A Good Woman Is Hard To Find – Film Review

Female led revenge films are nothing new. In fact, you could say that several have surfaced every year since director Meir Zarchi delivered the controversial, I Spit On Your Grave back in 1978. Yes, a lot do exist, but I think I have lost count how many times they have left me leaving the cinema thinking, “Well, I’ve seen that plot a few dozen times now.”

The key to making a film in this genre work, is that the filmmaker must be creative enough to come up with something out of the box and never seen before. This is certainly the case with underrated Irish film A Good Woman Is Hard To Find, a film that seemed to be swept under the carpet as all the attention on the genre over the last twelve months have focused on the epic bomb Peppermint and the brilliant, award-winning The Nightingale.

When it comes to creativity, A Good Woman Is Hard To Find is certainly on par with The Nightingale. Directed by Abner Pastoll (Road Games) the film’s revenge seeker is Sarah (Sarah Bolger – The Spiderwick Chronicles), a young widow who wants answers around the murder of her husband.

Her husband was murdered in a park not far from their home and in front of their son who now has not spoken a word since the incident. Much to Sarah’s anger, the police do not want to know about the case and instead insist on telling her that her husband was most likely living a secret life as a drug dealer – a risky move when you live on the patch run by the notorious and unforgiving drug baron Leo Miller (Edward Hogg – Jupiter Ascending).

Adding to Sarah’s woes is the fact that she is now living in fear of opportunistic thief Tito (Andrew Simpson – Notes On A Scandal), who has managed to steal some of Miller’s stash and now keeps it at Sarah’s home. With her family already suffering, Sarah now must deal with the constant threats of violence that Tito delivers in order to keep her silence.

What I felt separated this film from the many others in the genre, is the great handle that Pastoll has on Oscar nominated Ronan Blaney’s (Don’t Go) screenplay. Blaney has delivered a gem of a script that brings in suspense by the bucketload and then to top that off, Pastoll then brings in his own style of gangster driven film noir that more than kept me on the edge of my seat throughout the film.

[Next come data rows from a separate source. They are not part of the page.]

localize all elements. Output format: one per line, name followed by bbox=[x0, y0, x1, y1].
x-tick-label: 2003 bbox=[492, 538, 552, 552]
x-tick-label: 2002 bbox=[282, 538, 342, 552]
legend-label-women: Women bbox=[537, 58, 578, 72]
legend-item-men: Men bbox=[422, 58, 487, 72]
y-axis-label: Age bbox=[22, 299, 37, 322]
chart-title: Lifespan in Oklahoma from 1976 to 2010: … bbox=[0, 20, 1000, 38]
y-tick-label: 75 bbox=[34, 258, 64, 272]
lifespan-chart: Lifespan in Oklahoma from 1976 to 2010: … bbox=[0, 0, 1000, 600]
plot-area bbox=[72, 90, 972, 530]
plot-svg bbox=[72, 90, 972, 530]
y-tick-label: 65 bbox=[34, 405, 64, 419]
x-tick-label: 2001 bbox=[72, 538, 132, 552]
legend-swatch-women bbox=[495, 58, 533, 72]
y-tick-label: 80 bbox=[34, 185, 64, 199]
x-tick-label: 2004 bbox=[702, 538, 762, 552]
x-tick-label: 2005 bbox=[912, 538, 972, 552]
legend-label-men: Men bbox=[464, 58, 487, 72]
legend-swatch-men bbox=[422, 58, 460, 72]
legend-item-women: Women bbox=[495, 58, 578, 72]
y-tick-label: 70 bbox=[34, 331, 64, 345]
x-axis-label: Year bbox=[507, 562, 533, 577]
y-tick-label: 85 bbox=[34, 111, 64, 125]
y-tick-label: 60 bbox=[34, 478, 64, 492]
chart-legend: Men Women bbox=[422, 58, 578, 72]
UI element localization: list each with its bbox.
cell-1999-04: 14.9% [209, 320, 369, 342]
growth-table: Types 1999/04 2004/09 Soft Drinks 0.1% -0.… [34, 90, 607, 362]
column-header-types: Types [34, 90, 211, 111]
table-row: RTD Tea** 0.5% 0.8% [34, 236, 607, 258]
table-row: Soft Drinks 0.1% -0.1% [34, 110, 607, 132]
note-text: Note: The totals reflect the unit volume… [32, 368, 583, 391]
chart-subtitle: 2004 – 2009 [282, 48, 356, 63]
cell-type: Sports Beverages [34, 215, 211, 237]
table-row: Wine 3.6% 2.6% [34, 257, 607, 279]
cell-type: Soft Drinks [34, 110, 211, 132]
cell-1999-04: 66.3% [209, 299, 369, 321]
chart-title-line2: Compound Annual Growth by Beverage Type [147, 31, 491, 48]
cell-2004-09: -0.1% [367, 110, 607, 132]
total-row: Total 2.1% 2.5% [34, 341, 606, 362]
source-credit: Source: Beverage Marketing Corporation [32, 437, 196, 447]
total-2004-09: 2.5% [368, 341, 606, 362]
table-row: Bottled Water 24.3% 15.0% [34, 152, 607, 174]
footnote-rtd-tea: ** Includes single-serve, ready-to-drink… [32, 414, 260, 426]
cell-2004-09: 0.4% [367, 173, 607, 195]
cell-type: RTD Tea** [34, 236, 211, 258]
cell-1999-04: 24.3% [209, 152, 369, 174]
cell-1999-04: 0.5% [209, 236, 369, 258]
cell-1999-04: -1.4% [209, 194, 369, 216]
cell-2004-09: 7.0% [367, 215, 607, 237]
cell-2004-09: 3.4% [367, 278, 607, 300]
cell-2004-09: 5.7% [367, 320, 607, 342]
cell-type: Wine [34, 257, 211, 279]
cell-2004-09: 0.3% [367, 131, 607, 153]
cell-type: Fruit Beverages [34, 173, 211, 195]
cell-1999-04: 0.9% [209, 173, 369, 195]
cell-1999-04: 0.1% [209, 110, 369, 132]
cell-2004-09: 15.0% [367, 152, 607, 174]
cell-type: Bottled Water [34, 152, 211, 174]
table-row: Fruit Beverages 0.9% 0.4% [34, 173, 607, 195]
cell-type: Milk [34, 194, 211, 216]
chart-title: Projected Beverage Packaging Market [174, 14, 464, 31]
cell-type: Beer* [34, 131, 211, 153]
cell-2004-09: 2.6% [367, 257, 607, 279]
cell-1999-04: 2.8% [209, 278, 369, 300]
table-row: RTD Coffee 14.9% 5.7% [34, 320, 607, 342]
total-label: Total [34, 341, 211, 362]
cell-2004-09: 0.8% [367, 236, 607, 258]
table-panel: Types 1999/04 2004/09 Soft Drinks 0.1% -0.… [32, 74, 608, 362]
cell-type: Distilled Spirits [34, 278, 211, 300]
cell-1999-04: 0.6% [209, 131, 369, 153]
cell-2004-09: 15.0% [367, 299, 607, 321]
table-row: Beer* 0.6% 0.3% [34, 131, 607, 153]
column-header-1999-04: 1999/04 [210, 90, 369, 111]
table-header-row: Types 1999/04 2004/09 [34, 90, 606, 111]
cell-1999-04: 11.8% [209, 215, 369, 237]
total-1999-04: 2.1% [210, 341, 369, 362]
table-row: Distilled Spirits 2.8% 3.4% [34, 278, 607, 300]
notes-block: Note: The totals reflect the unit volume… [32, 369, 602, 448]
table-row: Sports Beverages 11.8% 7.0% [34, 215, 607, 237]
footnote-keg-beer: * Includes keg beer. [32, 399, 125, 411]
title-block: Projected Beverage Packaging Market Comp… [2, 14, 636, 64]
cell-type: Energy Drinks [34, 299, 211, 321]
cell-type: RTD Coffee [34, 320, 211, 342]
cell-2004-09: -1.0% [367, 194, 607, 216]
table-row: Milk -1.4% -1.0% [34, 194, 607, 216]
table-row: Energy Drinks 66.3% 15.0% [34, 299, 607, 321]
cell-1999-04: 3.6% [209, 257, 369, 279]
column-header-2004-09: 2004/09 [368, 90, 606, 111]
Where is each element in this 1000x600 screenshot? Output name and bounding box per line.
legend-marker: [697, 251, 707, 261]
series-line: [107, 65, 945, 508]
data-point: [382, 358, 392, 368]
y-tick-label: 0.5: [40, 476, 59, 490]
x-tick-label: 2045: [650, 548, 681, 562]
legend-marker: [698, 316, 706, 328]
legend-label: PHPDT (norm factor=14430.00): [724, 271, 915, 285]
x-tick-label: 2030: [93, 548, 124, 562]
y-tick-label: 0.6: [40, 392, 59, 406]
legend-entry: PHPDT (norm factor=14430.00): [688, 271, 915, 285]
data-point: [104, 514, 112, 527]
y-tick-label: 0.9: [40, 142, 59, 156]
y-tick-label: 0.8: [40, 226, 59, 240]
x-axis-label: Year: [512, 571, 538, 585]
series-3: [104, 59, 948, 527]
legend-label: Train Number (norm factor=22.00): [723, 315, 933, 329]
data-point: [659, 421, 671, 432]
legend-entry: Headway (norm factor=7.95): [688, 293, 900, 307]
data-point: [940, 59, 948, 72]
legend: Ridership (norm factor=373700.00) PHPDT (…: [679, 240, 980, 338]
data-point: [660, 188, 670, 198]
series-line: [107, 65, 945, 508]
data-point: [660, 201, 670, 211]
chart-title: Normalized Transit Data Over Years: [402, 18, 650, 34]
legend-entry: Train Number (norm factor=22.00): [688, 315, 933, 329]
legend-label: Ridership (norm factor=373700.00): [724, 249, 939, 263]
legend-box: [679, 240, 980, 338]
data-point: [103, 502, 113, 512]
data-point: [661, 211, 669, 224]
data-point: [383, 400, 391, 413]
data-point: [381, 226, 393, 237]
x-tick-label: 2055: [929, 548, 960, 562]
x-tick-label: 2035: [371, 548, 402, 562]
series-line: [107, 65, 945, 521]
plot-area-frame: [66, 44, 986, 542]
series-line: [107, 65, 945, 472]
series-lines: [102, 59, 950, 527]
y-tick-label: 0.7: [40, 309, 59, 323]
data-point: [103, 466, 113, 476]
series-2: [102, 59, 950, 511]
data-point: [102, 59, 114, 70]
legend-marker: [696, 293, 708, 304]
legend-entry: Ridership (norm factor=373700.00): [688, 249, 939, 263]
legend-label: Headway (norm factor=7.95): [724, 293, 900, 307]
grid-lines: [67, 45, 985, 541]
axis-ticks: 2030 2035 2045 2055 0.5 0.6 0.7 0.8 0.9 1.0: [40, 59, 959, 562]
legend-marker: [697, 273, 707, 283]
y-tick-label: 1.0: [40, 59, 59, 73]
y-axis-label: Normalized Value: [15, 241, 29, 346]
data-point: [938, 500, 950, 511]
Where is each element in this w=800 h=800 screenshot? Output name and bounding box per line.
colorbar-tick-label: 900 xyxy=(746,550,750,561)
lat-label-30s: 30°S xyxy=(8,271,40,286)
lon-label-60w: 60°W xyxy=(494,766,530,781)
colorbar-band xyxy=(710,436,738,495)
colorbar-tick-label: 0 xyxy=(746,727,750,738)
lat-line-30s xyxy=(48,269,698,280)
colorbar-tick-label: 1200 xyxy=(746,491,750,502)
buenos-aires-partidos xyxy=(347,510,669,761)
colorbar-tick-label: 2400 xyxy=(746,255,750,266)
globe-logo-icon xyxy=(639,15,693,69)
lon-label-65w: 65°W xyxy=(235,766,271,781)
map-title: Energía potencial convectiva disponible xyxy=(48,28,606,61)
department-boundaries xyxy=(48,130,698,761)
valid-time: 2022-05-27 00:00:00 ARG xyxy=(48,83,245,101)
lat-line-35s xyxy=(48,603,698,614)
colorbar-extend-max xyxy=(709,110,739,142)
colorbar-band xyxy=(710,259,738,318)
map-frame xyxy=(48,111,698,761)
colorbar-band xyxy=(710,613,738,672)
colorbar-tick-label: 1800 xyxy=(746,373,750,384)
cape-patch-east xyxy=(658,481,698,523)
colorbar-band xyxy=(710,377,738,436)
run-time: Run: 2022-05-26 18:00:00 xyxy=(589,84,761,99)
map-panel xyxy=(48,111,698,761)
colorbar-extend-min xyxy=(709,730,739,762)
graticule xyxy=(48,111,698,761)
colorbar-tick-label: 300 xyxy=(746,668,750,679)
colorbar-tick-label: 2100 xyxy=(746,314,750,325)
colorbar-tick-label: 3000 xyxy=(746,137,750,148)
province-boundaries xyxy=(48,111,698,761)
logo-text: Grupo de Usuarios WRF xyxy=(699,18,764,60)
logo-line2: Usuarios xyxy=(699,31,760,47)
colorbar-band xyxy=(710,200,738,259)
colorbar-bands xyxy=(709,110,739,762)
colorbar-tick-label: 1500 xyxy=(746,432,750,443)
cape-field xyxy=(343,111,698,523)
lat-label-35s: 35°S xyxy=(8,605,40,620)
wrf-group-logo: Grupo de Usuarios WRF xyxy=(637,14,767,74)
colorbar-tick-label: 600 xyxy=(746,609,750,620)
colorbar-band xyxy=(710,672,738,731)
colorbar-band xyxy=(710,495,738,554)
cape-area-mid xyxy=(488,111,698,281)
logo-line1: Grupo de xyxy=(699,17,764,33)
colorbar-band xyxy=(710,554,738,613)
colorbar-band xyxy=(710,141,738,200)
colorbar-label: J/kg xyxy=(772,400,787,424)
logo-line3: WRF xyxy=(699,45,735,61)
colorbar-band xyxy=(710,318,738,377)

I should warn potential viewers, Pastoll doesn’t hold back when it comes to violence on-screen. To his credit though, I don’t think the violence was showcased for the sake of being violent, but instead I believe that the graphic violence that the director brings to the screen is there to show the brutal situation and events that Sarah has found herself in. In the wrong hands this could have become a virtual schlock thriller. In the hands of Pastoll, it becomes a well thought out suspense thriller that comes to an epic conclusion with a blood-soaked finale.

Credit also needs to go to the film’s leading lady, Sarah Bolger who is nothing short of sensational in this film. A lesser actress may have felt the need to rest her laurels on the action and suspense of the film, but here Bolger surprised, delivering moments of intense drama and as Sarah in such a way that I could not help but feel sorry for her character.

I found that there was nothing disappointing about A Good Woman Is Hard To Find and I am glad that it has now landed on DVD and VOD, as it made my ‘Top 20 Films Of 2019’ list after I was lucky enough to catch it on the festival circuit.